May 25, 2016 - An Ohio man gunned down a longtime coal executive in a cemetery while the businessman was decorating his wife’s grave for Memorial Day, police said.


Anthony Arriaga, 20, was arrested early Tuesday on a first-degree murder warrant, a day after investigators found the body of Bennett Hatfield near the Mountain View Memory Gardens in southern West Virginia, said Mingo County Sheriff James Smith.


Another 20-year-old man, Ricky Dean Peterson, was arrested Monday night on charges he lied to investigators about whether he knew anything about the killing. State troopers said Arriaga stopped at Peterson’s home while fleeing the murder scene.


Hatfield, 59, was CEO of International Coal Group during the deadly 2006 Sago Mine explosion and stepped down in 2015 as president and CEO of Patriot Coal just before the company filed for bankruptcy protection for a second time.


He also worked in management jobs with Arch Coal and Massey Energy, received an appointment last June to the board of St. Louis coal producer Foresight Energy and served on the board of the West Virginia Coal Association.


“Ben Hatfield was well known, not just for his many accomplishments within the industry, but also as a mentor to so many of us,” Kentucky Coal Association President Bill Bissett said. “His kindness and compassion were legendary, as was his intellect and ability. His belief in those around him often succeeded our belief in ourselves, which made you work that much harder to accomplish the task at hand.”

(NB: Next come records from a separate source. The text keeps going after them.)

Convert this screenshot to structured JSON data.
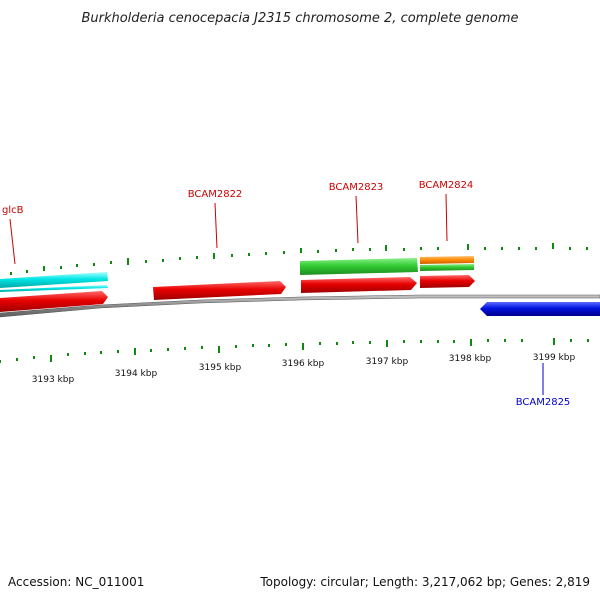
{
  "title": "Burkholderia cenocepacia J2315 chromosome 2, complete genome",
  "footer": {
    "accession": "Accession: NC_011001",
    "summary": "Topology: circular; Length: 3,217,062 bp; Genes: 2,819"
  },
  "kbp_labels": [
    "3193 kbp",
    "3194 kbp",
    "3195 kbp",
    "3196 kbp",
    "3197 kbp",
    "3198 kbp",
    "3199 kbp"
  ],
  "gene_labels": [
    "glcB",
    "BCAM2822",
    "BCAM2823",
    "BCAM2824",
    "BCAM2825"
  ],
  "colors": {
    "red": "#d10000",
    "green": "#33bb33",
    "cyan": "#00dddd",
    "orange": "#ff8800",
    "blue": "#0000cc",
    "backbone": "#808080",
    "tick": "#118811",
    "label_red": "#cc0000",
    "label_blue": "#0000cc"
  }
}
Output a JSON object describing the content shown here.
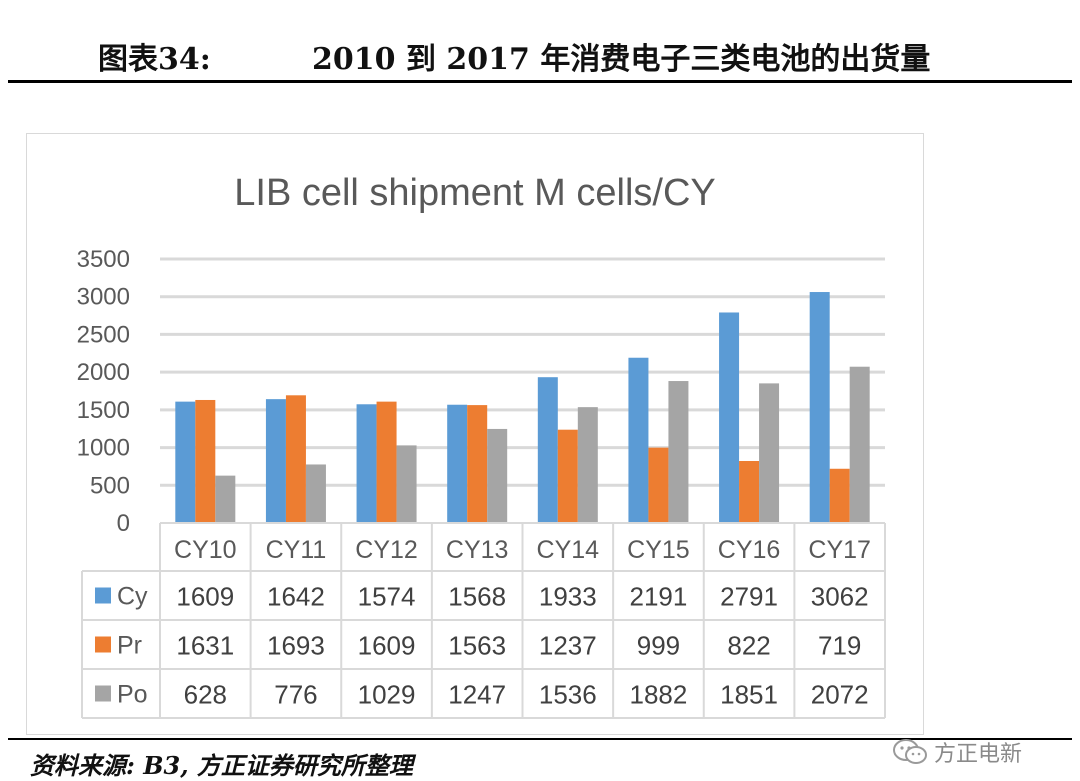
{
  "header": {
    "figure_number": "图表34:",
    "title": "2010 到 2017 年消费电子三类电池的出货量"
  },
  "chart_data": {
    "type": "bar",
    "title": "LIB cell shipment M cells/CY",
    "categories": [
      "CY10",
      "CY11",
      "CY12",
      "CY13",
      "CY14",
      "CY15",
      "CY16",
      "CY17"
    ],
    "series": [
      {
        "name": "Cy",
        "color": "#5b9bd5",
        "values": [
          1609,
          1642,
          1574,
          1568,
          1933,
          2191,
          2791,
          3062
        ]
      },
      {
        "name": "Pr",
        "color": "#ed7d31",
        "values": [
          1631,
          1693,
          1609,
          1563,
          1237,
          999,
          822,
          719
        ]
      },
      {
        "name": "Po",
        "color": "#a5a5a5",
        "values": [
          628,
          776,
          1029,
          1247,
          1536,
          1882,
          1851,
          2072
        ]
      }
    ],
    "ylim": [
      0,
      3500
    ],
    "yticks": [
      0,
      500,
      1000,
      1500,
      2000,
      2500,
      3000,
      3500
    ],
    "grid": true,
    "legend": "data-table"
  },
  "footer": {
    "source": "资料来源: B3, 方正证券研究所整理",
    "watermark": "方正电新"
  }
}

Investigators were still searching for a reason Tuesday afternoon why Arriaga would have wanted to kill Hatfield, Smith told the Charleston Gazette-Mail. A man who lives near the cemetery told detectives Arriaga came to his house wearing only his underwear after the shooting Sunday, Smith said.


“Once he heard what was going on, he let us know he gave this subject a ride to Wayne County," Smith said. “We were totally lost. Him catching that ride helped us.”


Arriaga said he had fallen in the river and paid the man $45 to take him to a drug store near West Virginia’s western border with Kentucky and Ohio, according to Smith. Detectives believe he told Peterson about the killing before moving on to the relative’s house in Ohio where Arriaga was captured Tuesday.


Peterson told police he didn’t know anything about the cemetery slaying, yet two other people who lived there said Arriaga had been there talking about gunning down Hatfield, according to court documents obtained by the Gazette-Mail. He faces charges of obstruction, providing false information and being an accessory after the fact.


Hatfield had been preparing the graves of his wife and other family members for the upcoming holiday the day he was killed, police told WSAZ-TV. His wife of 25 years, Debbie, died of breast cancer in 2009, and Hatfield donated a sculpture in her memory to a Charleston hospital in October.


The Sago Mine explosion killed 12 coal miners in January 2006. Hatfield choked up at a press conference explaining a miscommunication that led their family members to think for hours that the workers had survived the methane blast.

 

 

“In the process of being cautious, we allowed the jubilation to go on longer than it should have,” Hatfield said.